Top computer hardware news

Saturday, January 22, 2011

Schmidt Out As Google’s CEO, Page To Take Over

Eric Schmidt is stepping down as CEO of Google Inc., and Larry Page, who helped start the search engine, is taking the top job as of April 4.

Schmidt will stay on as executive chairman of Mountain View, Calif.-based Google (NASDAQ: GOOG).

Page is now the company's president of products. Schmidt will help him get up to speed for the company's top job before he leaves, Google said. Page may have something to learn, as the last time he held the top job at Google was in a very different era, from late 1998 until Schmidt replaced him.

Sergey Brin, Google's other founder, isn't changing his role at the company.
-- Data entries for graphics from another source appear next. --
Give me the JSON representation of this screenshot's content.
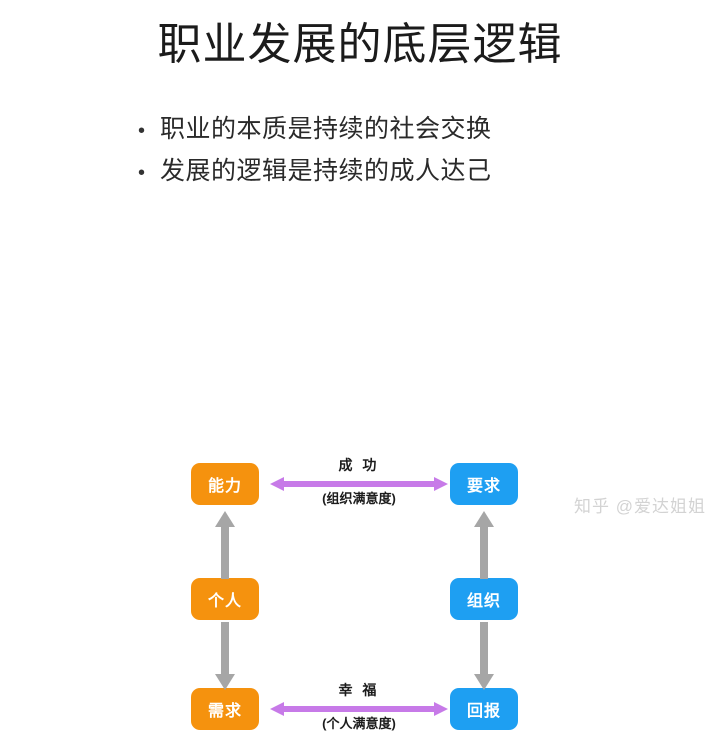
{
  "slide": {
    "title": "职业发展的底层逻辑",
    "background_color": "#ffffff",
    "bullets": [
      {
        "marker": "•",
        "text": "职业的本质是持续的社会交换"
      },
      {
        "marker": "•",
        "text": "发展的逻辑是持续的成人达己"
      }
    ]
  },
  "diagram": {
    "colors": {
      "node_orange": "#f5920e",
      "node_blue": "#1e9ff2",
      "arrow_gray": "#a6a6a6",
      "arrow_purple": "#c77ae8",
      "arrow_purple_head": "#b35fe0"
    },
    "nodes": [
      {
        "id": "capability",
        "label": "能力",
        "color": "orange",
        "column": "left",
        "row": "top"
      },
      {
        "id": "requirement",
        "label": "要求",
        "color": "blue",
        "column": "right",
        "row": "top"
      },
      {
        "id": "individual",
        "label": "个人",
        "color": "orange",
        "column": "left",
        "row": "middle"
      },
      {
        "id": "organization",
        "label": "组织",
        "color": "blue",
        "column": "right",
        "row": "middle"
      },
      {
        "id": "need",
        "label": "需求",
        "color": "orange",
        "column": "left",
        "row": "bottom"
      },
      {
        "id": "return",
        "label": "回报",
        "color": "blue",
        "column": "right",
        "row": "bottom"
      }
    ],
    "vertical_arrows": [
      {
        "id": "individual-to-capability",
        "from": "个人",
        "to": "能力",
        "direction": "up",
        "color": "#a6a6a6"
      },
      {
        "id": "organization-to-requirement",
        "from": "组织",
        "to": "要求",
        "direction": "up",
        "color": "#a6a6a6"
      },
      {
        "id": "individual-to-need",
        "from": "个人",
        "to": "需求",
        "direction": "down",
        "color": "#a6a6a6"
      },
      {
        "id": "organization-to-return",
        "from": "组织",
        "to": "回报",
        "direction": "down",
        "color": "#a6a6a6"
      }
    ],
    "horizontal_arrows": [
      {
        "id": "capability-requirement",
        "from": "能力",
        "to": "要求",
        "direction": "both",
        "label_main": "成 功",
        "label_sub": "(组织满意度)",
        "color": "#c77ae8"
      },
      {
        "id": "need-return",
        "from": "需求",
        "to": "回报",
        "direction": "both",
        "label_main": "幸 福",
        "label_sub": "(个人满意度)",
        "color": "#c77ae8"
      }
    ]
  },
  "watermark": {
    "text": "知乎 @爱达姐姐",
    "color": "#d3d3d3"
  }
}
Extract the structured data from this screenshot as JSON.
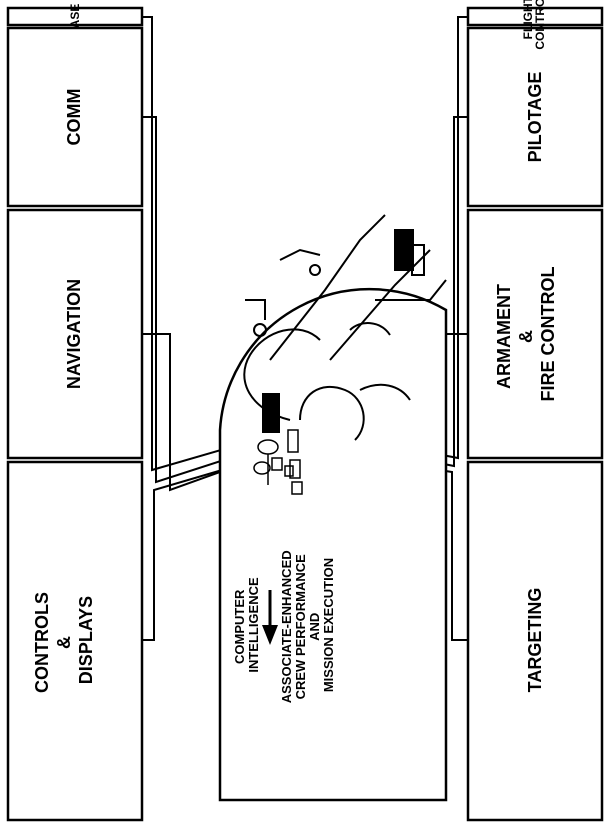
{
  "boxes": {
    "controls_displays": [
      "CONTROLS",
      "&",
      "DISPLAYS"
    ],
    "navigation": [
      "NAVIGATION"
    ],
    "comm": [
      "COMM"
    ],
    "ase": [
      "ASE"
    ],
    "targeting": [
      "TARGETING"
    ],
    "armament_fire_control": [
      "ARMAMENT",
      "&",
      "FIRE CONTROL"
    ],
    "pilotage": [
      "PILOTAGE"
    ],
    "flight_controls": [
      "FLIGHT",
      "CONTROLS"
    ]
  },
  "center": {
    "computer_intelligence": [
      "COMPUTER",
      "INTELLIGENCE"
    ],
    "associate_enhanced": [
      "ASSOCIATE-ENHANCED",
      "CREW PERFORMANCE",
      "AND",
      "MISSION EXECUTION"
    ]
  }
}
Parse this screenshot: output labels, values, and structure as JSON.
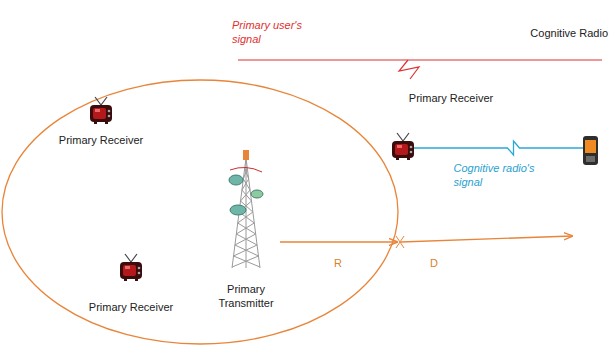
{
  "diagram": {
    "nodes": [
      {
        "text": [
          "Primary Receiver"
        ]
      },
      {
        "text": [
          "Primary Receiver"
        ]
      },
      {
        "text": [
          "Primary Transmitter"
        ]
      },
      {
        "text": [
          "Primary Receiver"
        ]
      },
      {
        "text": [
          "Cognitive Radio"
        ]
      }
    ],
    "edges": [
      {
        "from": 4,
        "to": 3,
        "arrow": "none",
        "label": "Cognitive radio's signal"
      }
    ],
    "labels": [
      "Primary user's signal",
      "R",
      "D"
    ]
  }
}
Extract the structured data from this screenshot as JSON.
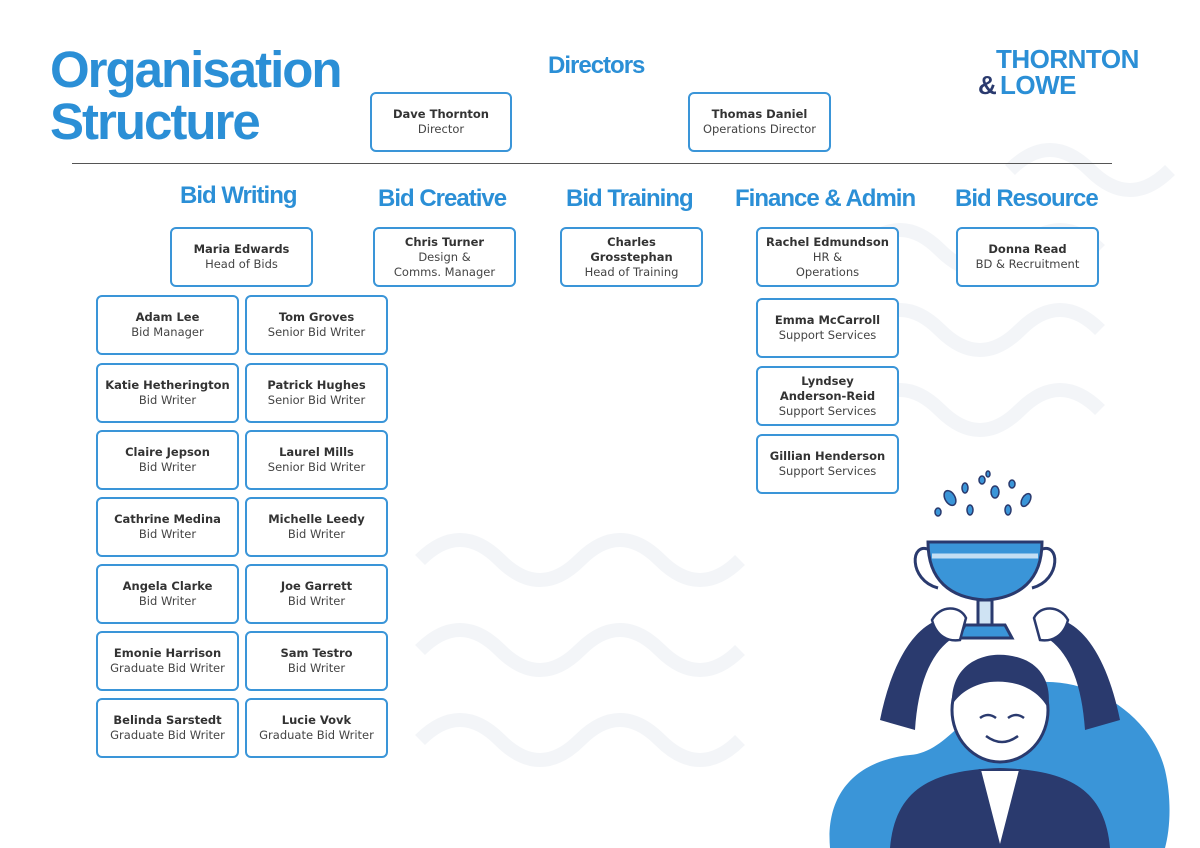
{
  "title_lines": [
    "Organisation",
    "Structure"
  ],
  "logo": {
    "line1": "THORNTON",
    "ampersand": "&",
    "line2": "LOWE"
  },
  "directors": {
    "heading": "Directors",
    "people": [
      {
        "name": "Dave Thornton",
        "role": "Director"
      },
      {
        "name": "Thomas Daniel",
        "role": "Operations Director"
      }
    ]
  },
  "departments": {
    "bid_writing": {
      "heading": "Bid Writing",
      "lead": {
        "name": "Maria Edwards",
        "role": "Head of Bids"
      },
      "left": [
        {
          "name": "Adam Lee",
          "role": "Bid Manager"
        },
        {
          "name": "Katie Hetherington",
          "role": "Bid Writer"
        },
        {
          "name": "Claire Jepson",
          "role": "Bid Writer"
        },
        {
          "name": "Cathrine Medina",
          "role": "Bid Writer"
        },
        {
          "name": "Angela Clarke",
          "role": "Bid Writer"
        },
        {
          "name": "Emonie Harrison",
          "role": "Graduate Bid Writer"
        },
        {
          "name": "Belinda Sarstedt",
          "role": "Graduate Bid Writer"
        }
      ],
      "right": [
        {
          "name": "Tom Groves",
          "role": "Senior Bid Writer"
        },
        {
          "name": "Patrick Hughes",
          "role": "Senior Bid Writer"
        },
        {
          "name": "Laurel Mills",
          "role": "Senior Bid Writer"
        },
        {
          "name": "Michelle Leedy",
          "role": "Bid Writer"
        },
        {
          "name": "Joe Garrett",
          "role": "Bid Writer"
        },
        {
          "name": "Sam Testro",
          "role": "Bid Writer"
        },
        {
          "name": "Lucie Vovk",
          "role": "Graduate Bid Writer"
        }
      ]
    },
    "bid_creative": {
      "heading": "Bid Creative",
      "lead": {
        "name": "Chris Turner",
        "role": "Design &",
        "role2": "Comms. Manager"
      }
    },
    "bid_training": {
      "heading": "Bid Training",
      "lead": {
        "name": "Charles Grosstephan",
        "role": "Head of Training"
      }
    },
    "finance_admin": {
      "heading": "Finance & Admin",
      "lead": {
        "name": "Rachel Edmundson",
        "role": "HR &",
        "role2": "Operations"
      },
      "staff": [
        {
          "name": "Emma McCarroll",
          "role": "Support Services"
        },
        {
          "name": "Lyndsey",
          "name2": "Anderson-Reid",
          "role": "Support Services"
        },
        {
          "name": "Gillian Henderson",
          "role": "Support Services"
        }
      ]
    },
    "bid_resource": {
      "heading": "Bid Resource",
      "lead": {
        "name": "Donna Read",
        "role": "BD & Recruitment"
      }
    }
  },
  "colors": {
    "accent": "#2b8fd6",
    "navy": "#2a3a6e",
    "card_border": "#3a95d8"
  }
}
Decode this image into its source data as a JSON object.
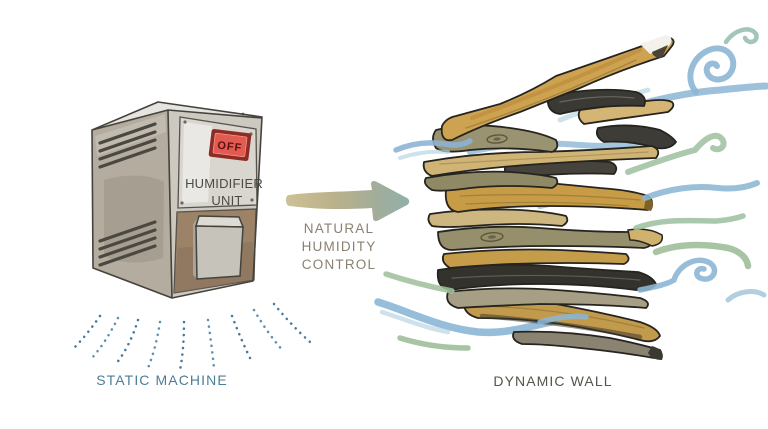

He will keep "focusing on strategic products," Google said in a regulatory filing on Thursday.

The company portrayed its change at the top as evolutionary rather than revolutionary. "Larry ... is ready to lead," Schmidt wrote on his blog, adding via Twitter: "Day-to-day adult supervision no longer needed!"

Schmidt said that although what he called the "triumvirate approach" of leadership by himself, Page and Brin has real benefits, it is time "to clarify our individual roles so there's clear responsibility and accountability."

Schmidt became CEO of Google in July 2001, when he'd already been chairman of the board for several months — Google put him on the board and made him chairman in March of that year.

He was chairman and CEO of Novell Inc. before coming to Google, and he also worked for Sun Microsystems, where he was chief technology officer.

Google has been expanding its presence in Pittsburgh. The company came to town in 2006 when it opened an office on the campus of Carnegie Mellon University in the Collaborative Innovation Center. Last year, the company moved into roughly 40,000 square feet of space at the redeveloped Bakery Square, and earlier this month, it confirmed that it intends to take up more than 100,000-square-feet in the building.

On the same day the company announced the management shake-up, it reported year-end profit of $8.5 billion, or $26.31 a share, up from $6.5 billion, or $20.41 per share, a year ago.